We often read news articles and wonder why they never answer the questions we would have asked. Something is missing. For example, remember those stories about farmers destroying crops, milk, eggs and so forth because restaurants are closed? “Food waste of the pandemic,” “Staggering quantities of food are being destroyed,” and so forth, played prominently for a day or two a couple of weeks ago until the news cycle moved on. Read the top comments to the New York Times version of the story to get some sense of the uncritical hanky-twisting this news provoked.
Anyway, these stories are true in their own way, and obviously very bad news for the individual farmers and producers, another economic tragedy in the midst of calamity. But aren’t they all missing something?
Yeah, you beat me to it: What about all the food that restaurants and school cafeterias used to toss out one dumpster at a time, but no longer do?

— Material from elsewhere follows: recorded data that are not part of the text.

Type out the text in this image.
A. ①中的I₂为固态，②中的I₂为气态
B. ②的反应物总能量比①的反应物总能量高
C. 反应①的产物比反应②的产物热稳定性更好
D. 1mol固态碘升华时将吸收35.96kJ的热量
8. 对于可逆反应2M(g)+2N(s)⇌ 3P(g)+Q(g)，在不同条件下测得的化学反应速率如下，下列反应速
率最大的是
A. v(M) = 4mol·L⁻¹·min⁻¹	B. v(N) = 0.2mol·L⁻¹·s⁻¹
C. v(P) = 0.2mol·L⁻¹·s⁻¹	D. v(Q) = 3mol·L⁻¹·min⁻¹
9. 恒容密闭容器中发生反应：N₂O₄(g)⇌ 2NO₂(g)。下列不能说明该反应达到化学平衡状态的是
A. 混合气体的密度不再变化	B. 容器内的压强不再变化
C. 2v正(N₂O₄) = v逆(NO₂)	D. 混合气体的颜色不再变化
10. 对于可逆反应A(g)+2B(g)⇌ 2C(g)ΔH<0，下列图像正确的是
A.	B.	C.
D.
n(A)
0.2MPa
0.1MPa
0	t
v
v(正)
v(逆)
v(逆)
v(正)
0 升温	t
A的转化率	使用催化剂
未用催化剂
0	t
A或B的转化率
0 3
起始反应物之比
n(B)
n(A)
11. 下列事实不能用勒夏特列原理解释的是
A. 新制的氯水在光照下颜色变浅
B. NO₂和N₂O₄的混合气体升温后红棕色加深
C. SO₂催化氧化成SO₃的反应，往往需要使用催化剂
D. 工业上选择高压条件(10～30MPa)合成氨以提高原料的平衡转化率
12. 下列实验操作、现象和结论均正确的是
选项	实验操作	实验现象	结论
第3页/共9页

In fact, do we even know we are wasting more food now than before, er, The Event? This article on food waste asserts that we were losing up to 40% of our food from waste all along the supply chain. This web site claims “the average restaurant produces 100,000 pounds of garbage a year.” Pretend that’s true, which is roughly how journalists do fact-checking these days. Since there are, or were, on the order 660,000 restaurants in the United States, that suggests that 66 billion pounds of garbage are chucked out in restaurant dumpsters alone each year, or around 180 million pounds per day. Let’s guess that a quarter of that garbage isn’t comestibles and there has been an 80% reduction in restaurant waste during the lockdown. If all that is true, we’ve been avoiding more than 100 million pounds of food waste going out to the back alley each day.
None of the “food waste” stories we found on our simple search so much as asked whether aggregate food waste was going up, or going down, during the lockdown. Even though it is an almost fantastically obvious question.

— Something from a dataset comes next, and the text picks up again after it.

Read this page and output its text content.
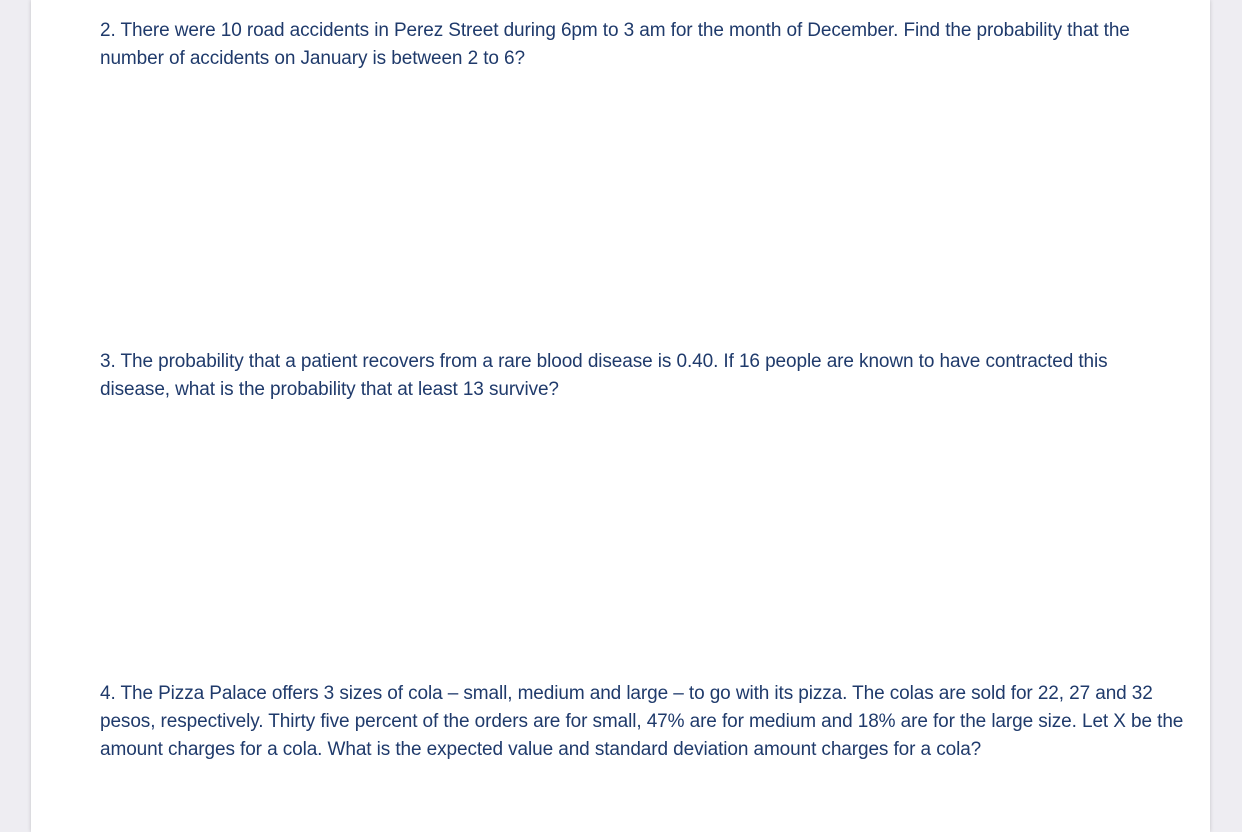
2. There were 10 road accidents in Perez Street during 6pm to 3 am for the month of December. Find the probability that the number of accidents on January is between 2 to 6?

3. The probability that a patient recovers from a rare blood disease is 0.40. If 16 people are known to have contracted this disease, what is the probability that at least 13 survive?

4. The Pizza Palace offers 3 sizes of cola – small, medium and large – to go with its pizza. The colas are sold for 22, 27 and 32 pesos, respectively. Thirty five percent of the orders are for small, 47% are for medium and 18% are for the large size. Let X be the amount charges for a cola. What is the expected value and standard deviation amount charges for a cola?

It is cheap to suggest — as we will now do — that qualifiers such as “maybe this isn’t all bad” are not interesting to journalists because they don’t drive clicks and “engagement” from “readers.” The better explanation is that we all are far more prone to look at the information in front of us — millions of eggs being destroyed and vast acres of crops being plowed under — than we are willing to reason our way to potentially contradicting information that is not so obvious or readily available.
We believe that this asymmetry between the seen and the unseen is confusing the “national conversation” even more than usual. We see the deaths and morbidity from Covid-19 infections. They are reported on dashboards in every jurisdiction, updated incessantly. It is much harder to see countervailing information that is not collected or reported on dashboards. For instance, how many people are putting their lives or health at risk because they are avoiding their doctor or the emergency room or deferring their chemotherapy because they “don’t want to get the covid?” We’ve spoken to physicians and people in the hospital game in places like California and Texas in the last few days, and this seems like a very real problem, at least by pre-Event standards. Sadly, the omission of necessary care barely weighs in the public discussion compared to the fact of the day’s new infections number.
We are still in the dark house, but perhaps we would find our way out a little more quickly if the media would, just occasionally, look for the unseen.